Türkiye’de bakaya ve yoklama kaçağı olan insanlar, birbirinden ayrı hak ihlalleriyle karşı karşıya kalmaktadır. Bunlara örnek olarak, sigortalı işte çalışamamak, işten çıkarılmak, seyahat özgürlüğünün kısıtlanması, eğitim hakkının engellenmesi gibi hak ihlalleri gösterilebilir. Vicdani retçiler ise bu ihlallerin yanı sıra, vicdani retçi olduklarını beyan ettikleri andan itibaren, bu kimlikleri nedeniyle kolluk güçleri, yargı ve toplum tarafından çeşitli ayrımcılıklara maruz kalabilmektedir. Bu hak ihlallerinin anlaşılabilmesi için öncelikle araştırılması ve belgelenmesi gerekmektedir.
Bu kapsamda, vicdani retçilere, yoklama kaçaklarına, zorunlu askerlere ve hatta vicdani ret hakkını kullanmak isteyen profesyonel askerlere ulaşmak istiyoruz. Belirtmiş olduğumuz ilgili kişilerin dernek internet sitesi ve sosyal medya hesaplarından da yayınladığımız online formu doldurmasını bekliyoruz. Şu anda zorunlu askerlik sebebiyle yaşadıklarını düşündükleri herhangi bir hak ihlali varsa, bu konuda bizimle hemen iletişime geçebileceklerini de belirtmek istiyoruz.

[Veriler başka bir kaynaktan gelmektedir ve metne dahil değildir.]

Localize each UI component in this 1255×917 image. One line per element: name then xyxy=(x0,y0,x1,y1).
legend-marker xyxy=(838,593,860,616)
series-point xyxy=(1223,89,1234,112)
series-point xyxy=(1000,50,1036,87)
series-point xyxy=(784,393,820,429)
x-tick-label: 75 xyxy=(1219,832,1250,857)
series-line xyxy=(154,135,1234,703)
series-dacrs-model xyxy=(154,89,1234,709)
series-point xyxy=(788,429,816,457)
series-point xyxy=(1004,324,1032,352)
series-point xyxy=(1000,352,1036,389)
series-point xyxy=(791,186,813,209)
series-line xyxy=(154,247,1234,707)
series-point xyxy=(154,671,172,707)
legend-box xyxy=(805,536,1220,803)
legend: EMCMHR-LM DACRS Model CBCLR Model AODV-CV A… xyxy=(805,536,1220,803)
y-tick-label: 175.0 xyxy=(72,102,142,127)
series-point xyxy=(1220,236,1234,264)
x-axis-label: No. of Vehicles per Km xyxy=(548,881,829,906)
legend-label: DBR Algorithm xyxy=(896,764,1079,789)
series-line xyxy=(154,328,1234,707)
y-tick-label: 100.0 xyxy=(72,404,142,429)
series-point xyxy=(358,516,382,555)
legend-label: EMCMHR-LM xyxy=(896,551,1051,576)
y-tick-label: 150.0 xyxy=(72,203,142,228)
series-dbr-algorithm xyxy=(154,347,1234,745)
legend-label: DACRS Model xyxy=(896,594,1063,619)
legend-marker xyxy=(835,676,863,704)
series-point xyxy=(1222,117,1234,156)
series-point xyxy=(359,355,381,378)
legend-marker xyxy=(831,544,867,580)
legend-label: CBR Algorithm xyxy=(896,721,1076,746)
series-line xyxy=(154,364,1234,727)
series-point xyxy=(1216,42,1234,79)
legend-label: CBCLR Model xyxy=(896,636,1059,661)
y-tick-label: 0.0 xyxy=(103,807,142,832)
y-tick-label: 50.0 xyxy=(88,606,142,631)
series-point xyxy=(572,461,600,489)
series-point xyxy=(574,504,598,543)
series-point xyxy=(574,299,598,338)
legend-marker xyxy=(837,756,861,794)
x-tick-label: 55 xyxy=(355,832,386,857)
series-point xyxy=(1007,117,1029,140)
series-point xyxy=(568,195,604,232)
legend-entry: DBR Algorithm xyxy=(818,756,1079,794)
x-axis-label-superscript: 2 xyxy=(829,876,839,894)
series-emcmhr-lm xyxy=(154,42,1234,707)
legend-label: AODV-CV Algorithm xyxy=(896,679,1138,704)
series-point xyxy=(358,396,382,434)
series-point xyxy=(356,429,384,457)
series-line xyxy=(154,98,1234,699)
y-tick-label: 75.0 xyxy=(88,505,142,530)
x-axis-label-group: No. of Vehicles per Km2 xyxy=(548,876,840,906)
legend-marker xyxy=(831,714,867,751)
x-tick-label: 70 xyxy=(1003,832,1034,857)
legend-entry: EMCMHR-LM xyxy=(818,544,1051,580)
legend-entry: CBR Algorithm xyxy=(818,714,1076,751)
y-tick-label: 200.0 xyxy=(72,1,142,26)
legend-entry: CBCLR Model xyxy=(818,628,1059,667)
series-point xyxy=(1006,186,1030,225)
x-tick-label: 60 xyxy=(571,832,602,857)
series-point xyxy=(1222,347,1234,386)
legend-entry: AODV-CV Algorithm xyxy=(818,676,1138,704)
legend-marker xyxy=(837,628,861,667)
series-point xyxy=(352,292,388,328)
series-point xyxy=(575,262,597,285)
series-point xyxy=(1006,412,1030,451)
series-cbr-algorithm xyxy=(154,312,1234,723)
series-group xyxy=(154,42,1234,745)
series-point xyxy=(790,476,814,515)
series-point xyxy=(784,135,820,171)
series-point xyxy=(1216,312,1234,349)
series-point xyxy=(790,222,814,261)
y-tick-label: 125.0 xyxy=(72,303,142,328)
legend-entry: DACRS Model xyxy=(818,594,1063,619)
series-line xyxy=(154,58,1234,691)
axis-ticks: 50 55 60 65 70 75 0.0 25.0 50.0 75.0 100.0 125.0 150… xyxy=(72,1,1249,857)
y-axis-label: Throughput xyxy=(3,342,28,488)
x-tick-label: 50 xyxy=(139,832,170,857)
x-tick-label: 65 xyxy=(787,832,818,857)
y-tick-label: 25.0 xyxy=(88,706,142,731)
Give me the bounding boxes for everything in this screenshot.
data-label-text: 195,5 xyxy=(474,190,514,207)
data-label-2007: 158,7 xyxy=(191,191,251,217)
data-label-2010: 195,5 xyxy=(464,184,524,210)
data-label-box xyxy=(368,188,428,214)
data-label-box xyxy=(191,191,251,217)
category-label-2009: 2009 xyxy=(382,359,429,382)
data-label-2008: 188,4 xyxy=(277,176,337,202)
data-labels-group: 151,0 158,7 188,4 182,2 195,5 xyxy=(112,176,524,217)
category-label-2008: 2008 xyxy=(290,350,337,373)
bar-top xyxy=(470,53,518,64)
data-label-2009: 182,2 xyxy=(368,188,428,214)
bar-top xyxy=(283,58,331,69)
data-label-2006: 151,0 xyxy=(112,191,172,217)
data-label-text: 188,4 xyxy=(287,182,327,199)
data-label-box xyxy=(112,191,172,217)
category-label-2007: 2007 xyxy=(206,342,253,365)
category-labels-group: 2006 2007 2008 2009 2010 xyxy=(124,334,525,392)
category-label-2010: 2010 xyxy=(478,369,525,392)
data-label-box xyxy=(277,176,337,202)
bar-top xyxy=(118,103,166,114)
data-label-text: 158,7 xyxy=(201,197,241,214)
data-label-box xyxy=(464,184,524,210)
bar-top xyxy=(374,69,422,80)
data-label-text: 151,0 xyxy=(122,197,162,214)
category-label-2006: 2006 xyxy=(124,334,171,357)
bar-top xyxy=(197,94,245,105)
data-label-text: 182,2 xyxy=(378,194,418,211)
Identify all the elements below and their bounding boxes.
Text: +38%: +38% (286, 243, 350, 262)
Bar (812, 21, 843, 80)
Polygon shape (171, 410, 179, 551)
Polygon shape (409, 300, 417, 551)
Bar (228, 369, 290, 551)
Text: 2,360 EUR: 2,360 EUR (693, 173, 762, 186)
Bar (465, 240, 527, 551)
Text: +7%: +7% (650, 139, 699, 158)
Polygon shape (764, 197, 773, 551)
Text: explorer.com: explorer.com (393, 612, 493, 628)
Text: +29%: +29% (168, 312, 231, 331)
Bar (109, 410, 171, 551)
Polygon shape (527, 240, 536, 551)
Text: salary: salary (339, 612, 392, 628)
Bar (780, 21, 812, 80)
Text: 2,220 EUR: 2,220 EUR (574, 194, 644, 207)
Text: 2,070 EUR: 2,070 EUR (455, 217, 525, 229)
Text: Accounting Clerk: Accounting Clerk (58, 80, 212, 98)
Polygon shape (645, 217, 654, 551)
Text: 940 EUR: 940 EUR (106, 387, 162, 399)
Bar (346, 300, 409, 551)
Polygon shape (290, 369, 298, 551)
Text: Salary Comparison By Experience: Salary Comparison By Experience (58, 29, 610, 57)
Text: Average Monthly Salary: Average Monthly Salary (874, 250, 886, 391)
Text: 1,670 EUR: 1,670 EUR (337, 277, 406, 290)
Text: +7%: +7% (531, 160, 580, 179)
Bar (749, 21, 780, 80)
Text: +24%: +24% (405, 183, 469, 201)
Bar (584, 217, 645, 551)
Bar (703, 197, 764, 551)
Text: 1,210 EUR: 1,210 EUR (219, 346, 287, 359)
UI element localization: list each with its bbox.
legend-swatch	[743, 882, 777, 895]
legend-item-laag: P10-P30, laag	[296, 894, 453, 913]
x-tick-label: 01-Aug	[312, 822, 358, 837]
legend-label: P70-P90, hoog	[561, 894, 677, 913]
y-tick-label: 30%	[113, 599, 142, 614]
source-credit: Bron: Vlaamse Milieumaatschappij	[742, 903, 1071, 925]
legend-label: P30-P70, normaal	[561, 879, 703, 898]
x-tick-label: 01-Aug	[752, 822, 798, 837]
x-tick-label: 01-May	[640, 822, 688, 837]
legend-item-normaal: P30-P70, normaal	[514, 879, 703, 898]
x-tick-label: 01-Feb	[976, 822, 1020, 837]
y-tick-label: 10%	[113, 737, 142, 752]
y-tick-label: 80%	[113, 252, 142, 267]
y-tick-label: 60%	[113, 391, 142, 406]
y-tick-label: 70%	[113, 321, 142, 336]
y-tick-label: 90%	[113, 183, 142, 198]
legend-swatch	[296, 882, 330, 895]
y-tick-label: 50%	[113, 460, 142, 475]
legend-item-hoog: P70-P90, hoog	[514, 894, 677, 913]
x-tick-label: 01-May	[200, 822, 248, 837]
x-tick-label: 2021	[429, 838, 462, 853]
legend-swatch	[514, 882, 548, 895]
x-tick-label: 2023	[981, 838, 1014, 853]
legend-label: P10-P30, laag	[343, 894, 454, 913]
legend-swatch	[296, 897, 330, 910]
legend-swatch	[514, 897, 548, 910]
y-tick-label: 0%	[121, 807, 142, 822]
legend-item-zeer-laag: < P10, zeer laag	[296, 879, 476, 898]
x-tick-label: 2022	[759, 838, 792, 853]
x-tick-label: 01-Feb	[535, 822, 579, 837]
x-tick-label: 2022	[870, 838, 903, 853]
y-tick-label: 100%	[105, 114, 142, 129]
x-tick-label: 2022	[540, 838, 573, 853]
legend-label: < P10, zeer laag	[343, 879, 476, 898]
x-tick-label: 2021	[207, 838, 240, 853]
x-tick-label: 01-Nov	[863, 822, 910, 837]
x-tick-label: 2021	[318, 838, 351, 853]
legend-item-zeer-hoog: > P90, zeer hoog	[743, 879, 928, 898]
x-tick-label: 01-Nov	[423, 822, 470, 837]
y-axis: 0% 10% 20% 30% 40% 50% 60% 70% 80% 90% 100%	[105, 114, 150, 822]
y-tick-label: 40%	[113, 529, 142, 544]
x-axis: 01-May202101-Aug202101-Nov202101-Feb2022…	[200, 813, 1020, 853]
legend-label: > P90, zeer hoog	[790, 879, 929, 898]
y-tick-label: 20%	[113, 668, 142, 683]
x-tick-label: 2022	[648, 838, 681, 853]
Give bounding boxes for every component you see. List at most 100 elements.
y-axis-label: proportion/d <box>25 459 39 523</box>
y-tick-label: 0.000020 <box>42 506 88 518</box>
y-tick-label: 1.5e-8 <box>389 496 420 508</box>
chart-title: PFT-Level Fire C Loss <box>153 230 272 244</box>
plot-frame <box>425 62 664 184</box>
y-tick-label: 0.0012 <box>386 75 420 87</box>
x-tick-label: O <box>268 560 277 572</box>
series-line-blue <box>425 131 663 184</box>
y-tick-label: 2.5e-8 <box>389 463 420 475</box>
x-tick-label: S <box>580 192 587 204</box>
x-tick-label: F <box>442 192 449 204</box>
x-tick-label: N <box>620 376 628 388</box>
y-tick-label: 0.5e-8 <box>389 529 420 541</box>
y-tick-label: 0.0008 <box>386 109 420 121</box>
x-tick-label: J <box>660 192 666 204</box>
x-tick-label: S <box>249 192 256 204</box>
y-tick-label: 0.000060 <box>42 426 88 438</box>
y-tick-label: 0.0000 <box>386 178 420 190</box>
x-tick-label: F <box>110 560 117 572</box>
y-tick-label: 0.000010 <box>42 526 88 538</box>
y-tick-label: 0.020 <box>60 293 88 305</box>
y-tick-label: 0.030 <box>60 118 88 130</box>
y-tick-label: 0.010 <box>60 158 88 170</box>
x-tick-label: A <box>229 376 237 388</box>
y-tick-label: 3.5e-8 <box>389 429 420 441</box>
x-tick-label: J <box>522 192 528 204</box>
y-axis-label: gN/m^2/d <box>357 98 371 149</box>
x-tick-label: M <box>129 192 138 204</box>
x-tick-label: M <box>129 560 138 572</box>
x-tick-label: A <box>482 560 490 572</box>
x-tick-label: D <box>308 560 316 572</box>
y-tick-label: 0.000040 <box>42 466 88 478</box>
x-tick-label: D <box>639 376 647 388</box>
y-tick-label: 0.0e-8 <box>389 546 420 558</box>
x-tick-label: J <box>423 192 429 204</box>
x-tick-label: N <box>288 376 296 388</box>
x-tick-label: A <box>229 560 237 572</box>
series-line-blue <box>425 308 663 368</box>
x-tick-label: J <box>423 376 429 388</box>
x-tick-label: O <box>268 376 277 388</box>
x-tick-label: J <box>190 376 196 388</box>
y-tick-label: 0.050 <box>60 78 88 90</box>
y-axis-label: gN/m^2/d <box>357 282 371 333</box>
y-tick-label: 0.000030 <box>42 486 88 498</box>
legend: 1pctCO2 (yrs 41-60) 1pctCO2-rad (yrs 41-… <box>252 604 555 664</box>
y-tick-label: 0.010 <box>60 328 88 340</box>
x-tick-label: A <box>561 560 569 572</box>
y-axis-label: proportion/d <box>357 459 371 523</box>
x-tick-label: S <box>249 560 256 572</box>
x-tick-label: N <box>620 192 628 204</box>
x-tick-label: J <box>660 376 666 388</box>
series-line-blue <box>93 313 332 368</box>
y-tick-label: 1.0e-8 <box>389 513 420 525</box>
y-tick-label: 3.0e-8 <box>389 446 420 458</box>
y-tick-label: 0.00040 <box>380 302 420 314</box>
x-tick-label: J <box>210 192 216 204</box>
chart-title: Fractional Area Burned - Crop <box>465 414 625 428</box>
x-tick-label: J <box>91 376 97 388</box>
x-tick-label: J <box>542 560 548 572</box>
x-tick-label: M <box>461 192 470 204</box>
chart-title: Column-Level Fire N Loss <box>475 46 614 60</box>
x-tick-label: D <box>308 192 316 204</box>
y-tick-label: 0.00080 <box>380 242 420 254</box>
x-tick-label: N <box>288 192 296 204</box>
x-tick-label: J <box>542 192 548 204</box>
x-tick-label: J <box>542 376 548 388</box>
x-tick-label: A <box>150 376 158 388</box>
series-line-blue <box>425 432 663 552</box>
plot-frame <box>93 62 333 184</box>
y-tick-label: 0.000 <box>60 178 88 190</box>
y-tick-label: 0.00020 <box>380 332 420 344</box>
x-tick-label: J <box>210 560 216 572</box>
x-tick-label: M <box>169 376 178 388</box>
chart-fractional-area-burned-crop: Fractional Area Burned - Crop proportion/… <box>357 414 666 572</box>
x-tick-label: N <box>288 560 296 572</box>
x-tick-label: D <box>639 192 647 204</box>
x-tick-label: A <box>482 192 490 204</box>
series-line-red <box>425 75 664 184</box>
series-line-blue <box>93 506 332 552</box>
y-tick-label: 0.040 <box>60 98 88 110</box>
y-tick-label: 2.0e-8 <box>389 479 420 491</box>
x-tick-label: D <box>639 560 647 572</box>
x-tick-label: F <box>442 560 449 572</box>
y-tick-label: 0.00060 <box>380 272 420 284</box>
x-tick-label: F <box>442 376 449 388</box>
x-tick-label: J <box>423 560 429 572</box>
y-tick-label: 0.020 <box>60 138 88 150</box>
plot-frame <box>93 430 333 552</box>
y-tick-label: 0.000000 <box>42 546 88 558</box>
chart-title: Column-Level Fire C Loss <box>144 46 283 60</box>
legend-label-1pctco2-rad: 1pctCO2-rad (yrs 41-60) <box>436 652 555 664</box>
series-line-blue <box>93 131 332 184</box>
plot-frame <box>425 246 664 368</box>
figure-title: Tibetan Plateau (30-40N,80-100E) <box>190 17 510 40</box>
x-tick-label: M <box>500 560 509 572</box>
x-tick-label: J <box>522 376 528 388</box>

Vicdani ret konusunda sistematik bir çalışma yapmak gayretinde olan tek örgüt olmamız nedeniyle, herkesi dayanışmaya çağırıyoruz. Vicdani ret hakkının hayata geçmesi, bir diğer ifadeyle militarizmle mücadele, yalnızca vicdani retçilerin değil hepimizin sorumluluğudur.